The Factors Within Your Control

The data consistently shows that the safest outcomes go to patients who:

  • Choose a board-certified plastic surgeon with significant liposuction experience operating in an accredited surgical facility
  • Are appropriate candidates — within 30% of ideal body weight (BMI under 30), non-smokers, without significant medical comorbidities
  • Have liposuction as a standalone procedure rather than combined with abdominoplasty, BBL, or other surgeries — or, if they do combine, do so with full awareness of the elevated risk
  • Discuss anesthesia options and opt for the least invasive approach that is appropriate for their procedure scope
  • Follow all pre- and post-operative instructions — particularly regarding medication discontinuation, compression garment wear, early ambulation, and recognising warning signs
  • Disclose their complete medical history honestly, including all medications, supplements, prior surgeries, and family history of blood clots or anesthesia reactions

What is the chance of dying from liposuction?

Current estimates place the mortality rate at approximately 1 in 50,000 to 1 in 100,000 for liposuction performed by a board-certified surgeon in an accredited facility. This rate is lower when liposuction is the only procedure performed and when local anesthesia is used.

What is the most common complication?

The most common complication is contour deformity (uneven results) at approximately 2.35%. This is an aesthetic concern that may require revision but is not medically dangerous. The most common medically significant complications are seroma (0.65%) and hematoma (0.27%).

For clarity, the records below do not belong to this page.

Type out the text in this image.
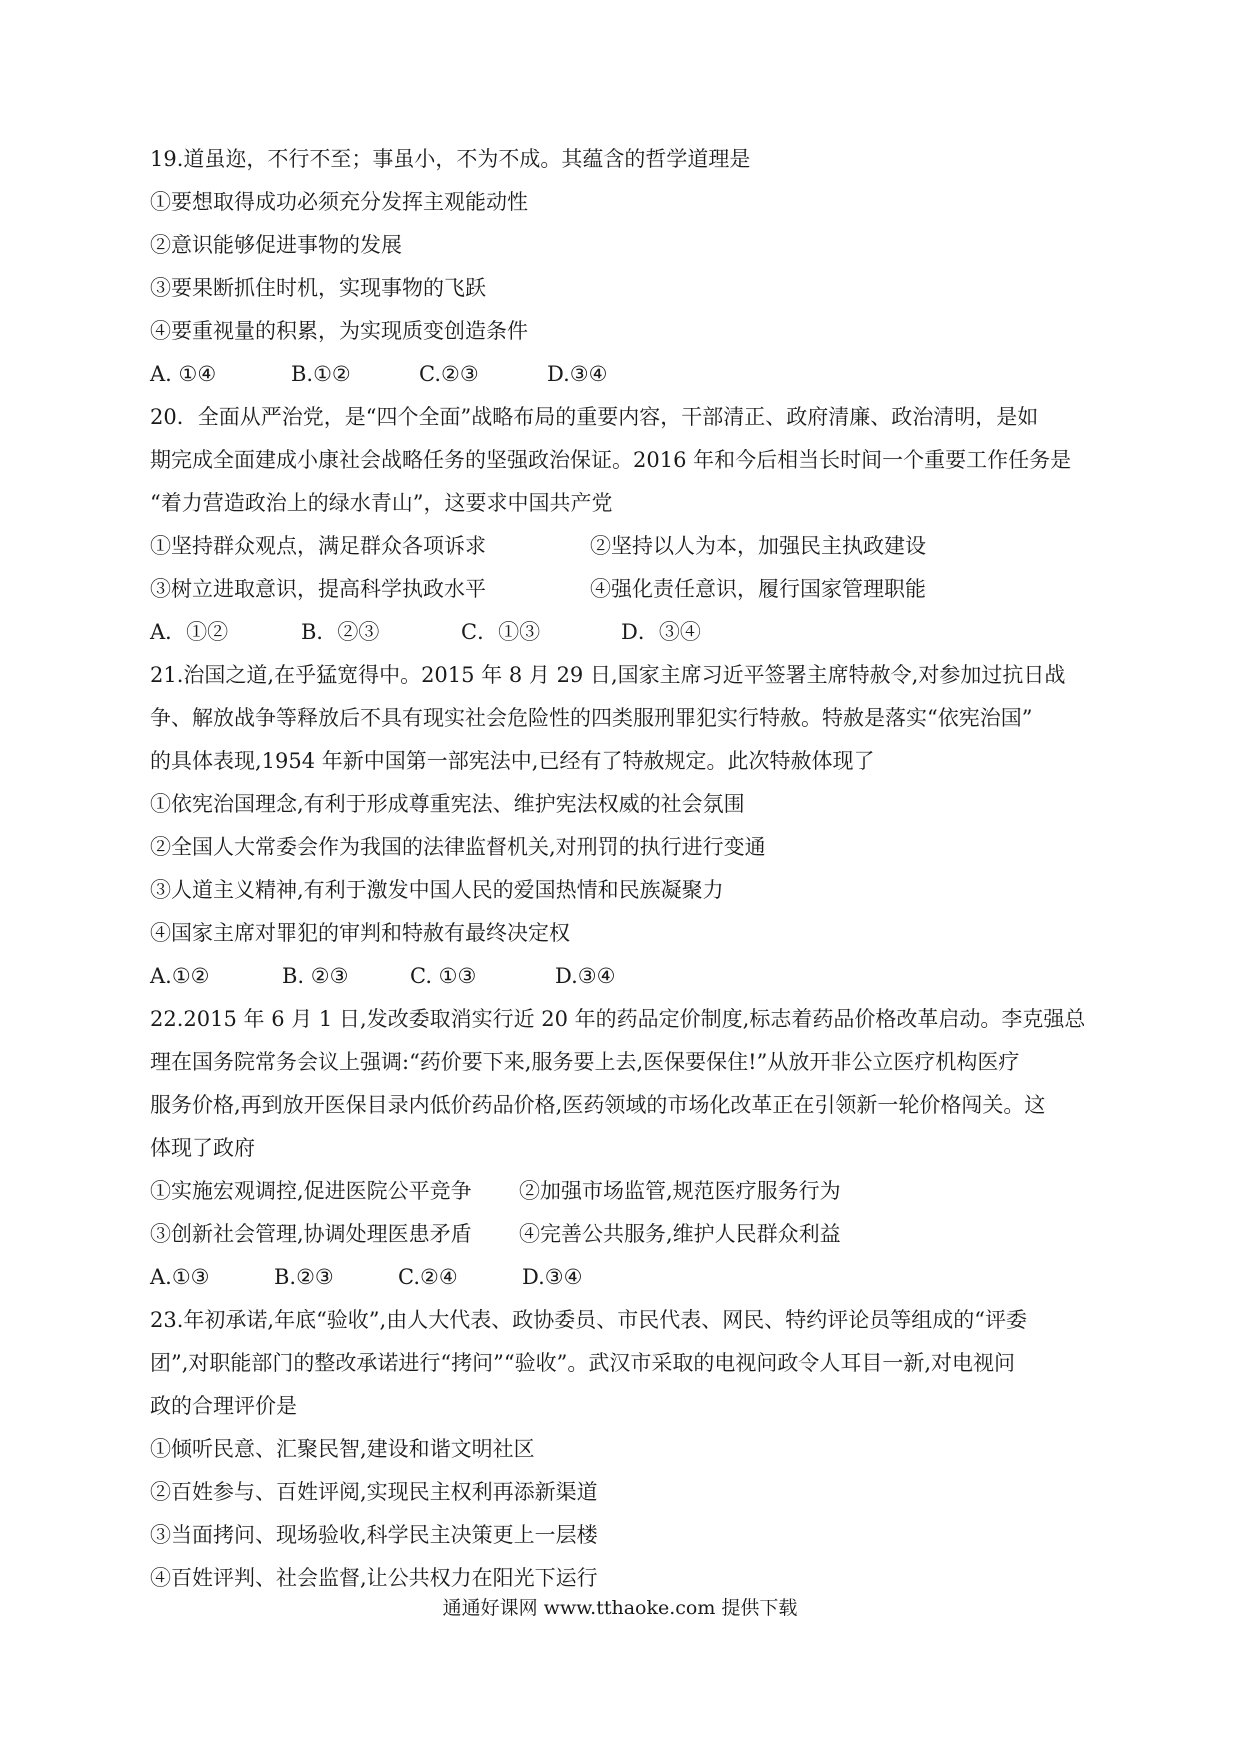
19.道虽迩，不行不至；事虽小，不为不成。其蕴含的哲学道理是
①要想取得成功必须充分发挥主观能动性
②意识能够促进事物的发展
③要果断抓住时机，实现事物的飞跃
④要重视量的积累，为实现质变创造条件
A. ①④	B.①②	C.②③	D.③④
20．全面从严治党，是“四个全面”战略布局的重要内容，干部清正、政府清廉、政治清明，是如
期完成全面建成小康社会战略任务的坚强政治保证。2016 年和今后相当长时间一个重要工作任务是
“着力营造政治上的绿水青山”，这要求中国共产党
①坚持群众观点，满足群众各项诉求	②坚持以人为本，加强民主执政建设
③树立进取意识，提高科学执政水平	④强化责任意识，履行国家管理职能
A．①②	B．②③	C．①③	D．③④
21.治国之道,在乎猛宽得中。2015 年 8 月 29 日,国家主席习近平签署主席特赦令,对参加过抗日战
争、解放战争等释放后不具有现实社会危险性的四类服刑罪犯实行特赦。特赦是落实“依宪治国”
的具体表现,1954 年新中国第一部宪法中,已经有了特赦规定。此次特赦体现了
①依宪治国理念,有利于形成尊重宪法、维护宪法权威的社会氛围
②全国人大常委会作为我国的法律监督机关,对刑罚的执行进行变通
③人道主义精神,有利于激发中国人民的爱国热情和民族凝聚力
④国家主席对罪犯的审判和特赦有最终决定权
A.①②	B. ②③	C. ①③	D.③④
22.2015 年 6 月 1 日,发改委取消实行近 20 年的药品定价制度,标志着药品价格改革启动。李克强总
理在国务院常务会议上强调:“药价要下来,服务要上去,医保要保住!”从放开非公立医疗机构医疗
服务价格,再到放开医保目录内低价药品价格,医药领域的市场化改革正在引领新一轮价格闯关。这
体现了政府
①实施宏观调控,促进医院公平竞争	②加强市场监管,规范医疗服务行为
③创新社会管理,协调处理医患矛盾	④完善公共服务,维护人民群众利益
A.①③	B.②③	C.②④	D.③④
23.年初承诺,年底“验收”,由人大代表、政协委员、市民代表、网民、特约评论员等组成的“评委
团”,对职能部门的整改承诺进行“拷问”“验收”。武汉市采取的电视问政令人耳目一新,对电视问
政的合理评价是
①倾听民意、汇聚民智,建设和谐文明社区
②百姓参与、百姓评阅,实现民主权利再添新渠道
③当面拷问、现场验收,科学民主决策更上一层楼
④百姓评判、社会监督,让公共权力在阳光下运行
通通好课网 www.tthaoke.com 提供下载
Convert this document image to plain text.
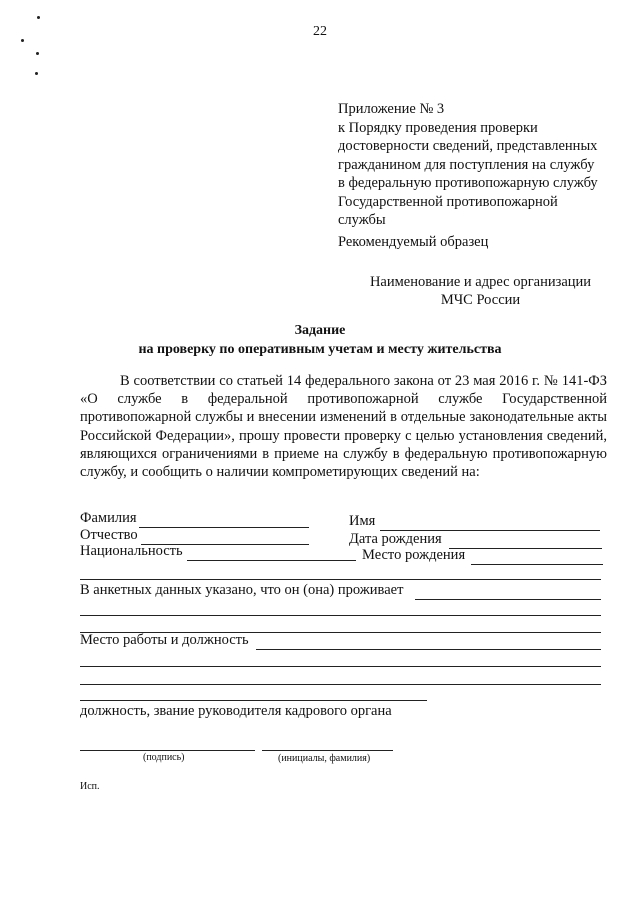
22
Приложение № 3
к Порядку проведения проверки
достоверности сведений, представленных
гражданином для поступления на службу
в федеральную противопожарную службу
Государственной противопожарной
службы
Рекомендуемый образец
Наименование и адрес организации
МЧС России
Задание
на проверку по оперативным учетам и месту жительства
В соответствии со статьей 14 федерального закона от 23 мая 2016 г. № 141-ФЗ «О службе в федеральной противопожарной службе Государственной противопожарной службы и внесении изменений в отдельные законодательные акты Российской Федерации», прошу провести проверку с целью установления сведений, являющихся ограничениями в приеме на службу в федеральную противопожарную службу, и сообщить о наличии компрометирующих сведений на:
Фамилия	Имя
Отчество	Дата рождения
Национальность	Место рождения
В анкетных данных указано, что он (она) проживает
Место работы и должность
должность, звание руководителя кадрового органа
(подпись)	(инициалы, фамилия)
Исп.
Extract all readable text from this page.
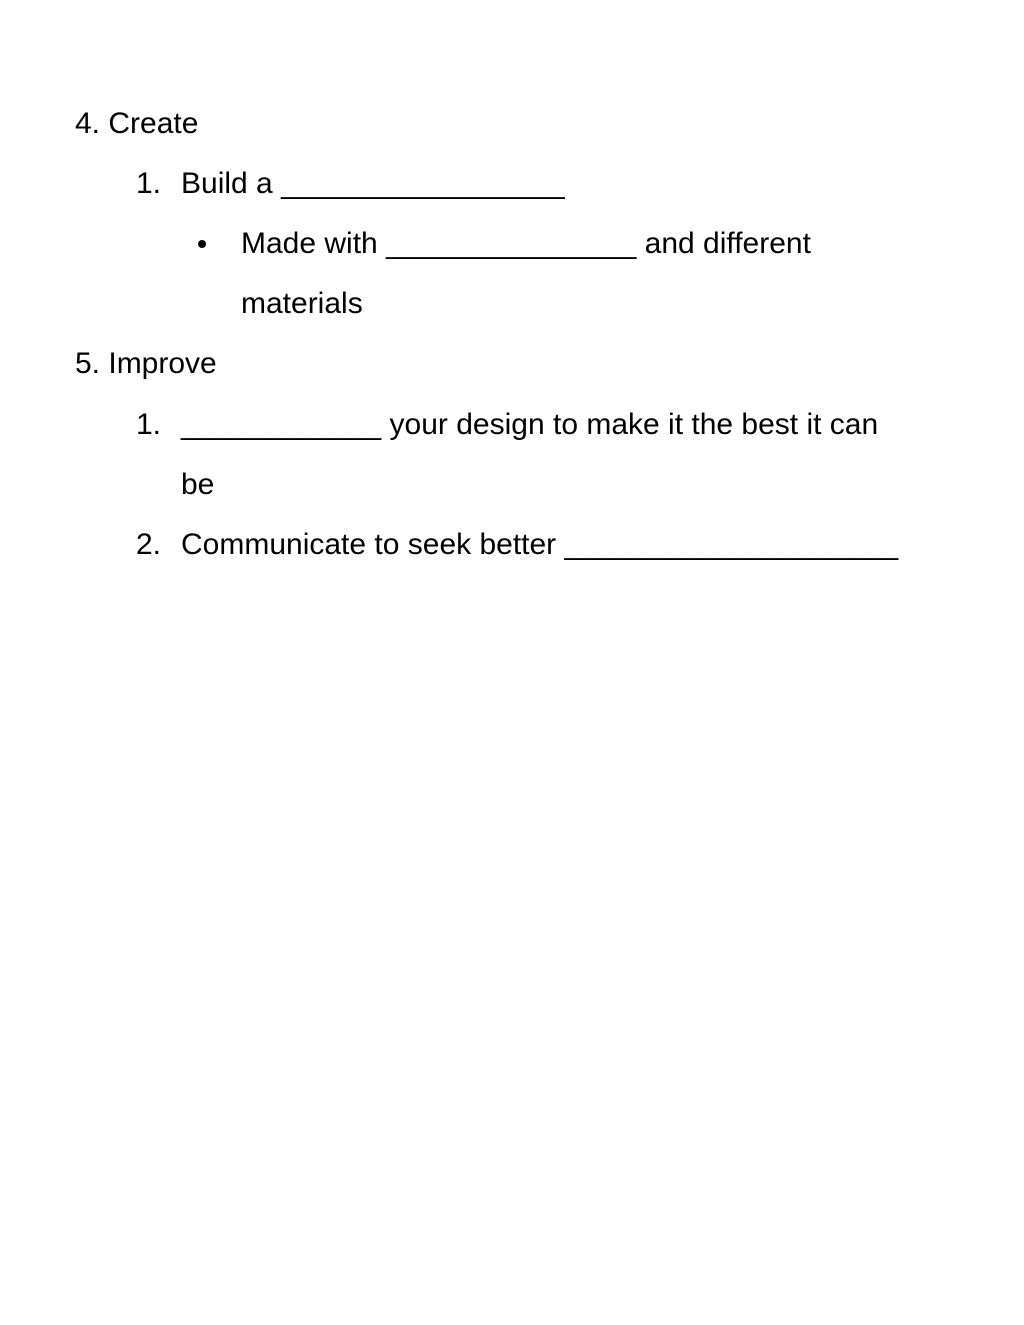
4. Create
1. Build a _________________
Made with _______________ and different
materials
5. Improve
1. ____________ your design to make it the best it can
be
2. Communicate to seek better ____________________
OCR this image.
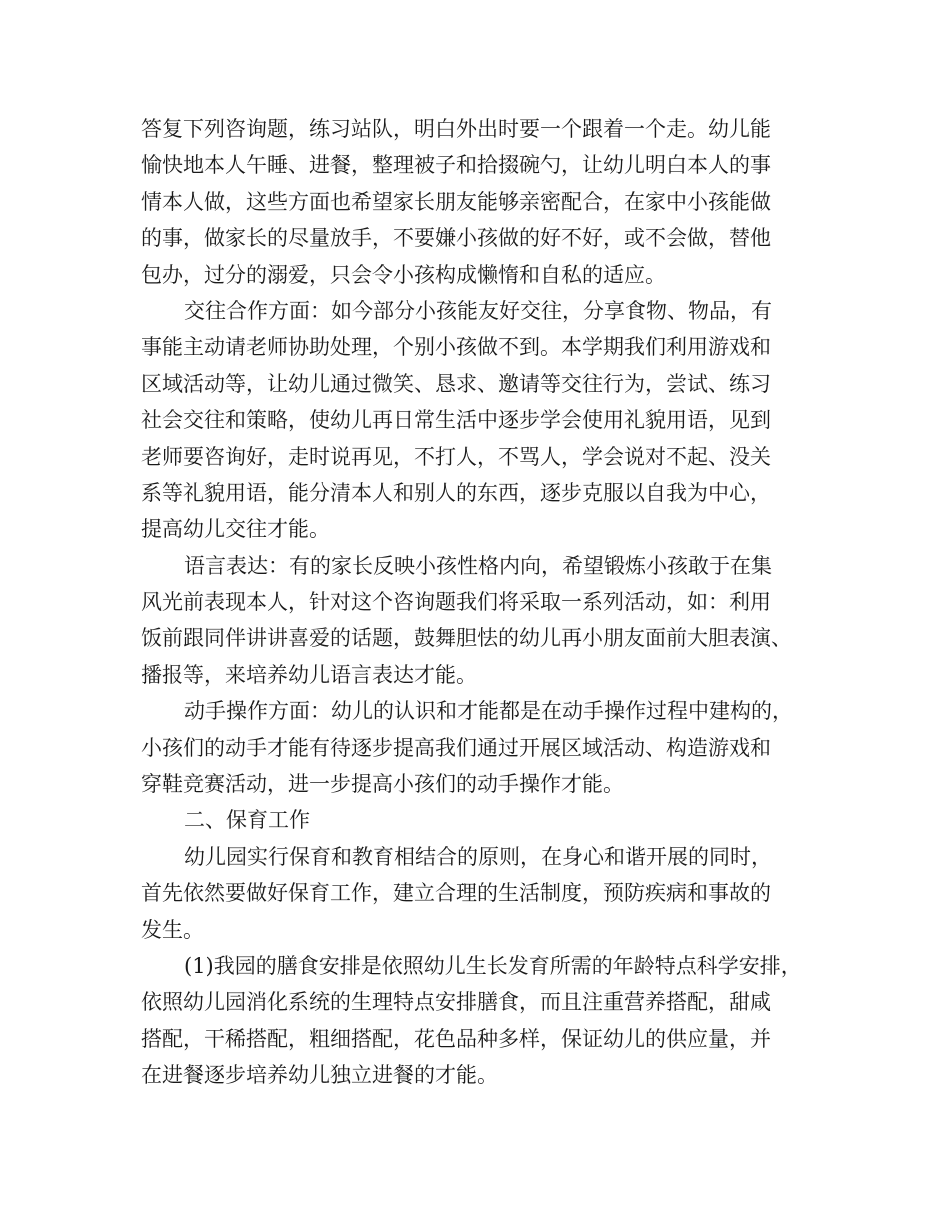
答复下列咨询题，练习站队，明白外出时要一个跟着一个走。幼儿能
愉快地本人午睡、进餐，整理被子和拾掇碗勺，让幼儿明白本人的事
情本人做，这些方面也希望家长朋友能够亲密配合，在家中小孩能做
的事，做家长的尽量放手，不要嫌小孩做的好不好，或不会做，替他
包办，过分的溺爱，只会令小孩构成懒惰和自私的适应。
交往合作方面：如今部分小孩能友好交往，分享食物、物品，有
事能主动请老师协助处理，个别小孩做不到。本学期我们利用游戏和
区域活动等，让幼儿通过微笑、恳求、邀请等交往行为，尝试、练习
社会交往和策略，使幼儿再日常生活中逐步学会使用礼貌用语，见到
老师要咨询好，走时说再见，不打人，不骂人，学会说对不起、没关
系等礼貌用语，能分清本人和别人的东西，逐步克服以自我为中心，
提高幼儿交往才能。
语言表达：有的家长反映小孩性格内向，希望锻炼小孩敢于在集
风光前表现本人，针对这个咨询题我们将采取一系列活动，如：利用
饭前跟同伴讲讲喜爱的话题，鼓舞胆怯的幼儿再小朋友面前大胆表演、
播报等，来培养幼儿语言表达才能。
动手操作方面：幼儿的认识和才能都是在动手操作过程中建构的，
小孩们的动手才能有待逐步提高我们通过开展区域活动、构造游戏和
穿鞋竞赛活动，进一步提高小孩们的动手操作才能。
二、保育工作
幼儿园实行保育和教育相结合的原则，在身心和谐开展的同时，
首先依然要做好保育工作，建立合理的生活制度，预防疾病和事故的
发生。
(1)我园的膳食安排是依照幼儿生长发育所需的年龄特点科学安排，
依照幼儿园消化系统的生理特点安排膳食，而且注重营养搭配，甜咸
搭配，干稀搭配，粗细搭配，花色品种多样，保证幼儿的供应量，并
在进餐逐步培养幼儿独立进餐的才能。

Is liposuction safer than a tummy tuck?

Yes, based on published data. Liposuction alone has a major complication rate of approximately 0.7%, while abdominoplasty has a higher complication rate and a mortality rate approximately 4–5 times higher than liposuction. Combining liposuction with abdominoplasty carries higher risk than either procedure alone.

Are newer techniques (VASER, laser) safer than traditional liposuction?

The 2024 meta-analysis did not find statistically significant differences in overall complication rates between techniques. Each technique has specific considerations (thermal burn risk with laser methods, for instance), but surgeon experience with the chosen technique matters more than the technique itself.

How do I know if my surgeon's complication rate is acceptable?

Any surgeon willing to share their complication data demonstrates transparency. Complication rates under 1% for liposuction alone are consistent with the published benchmarks. Rates significantly above this — or a surgeon who refuses to discuss complications — should prompt further questions.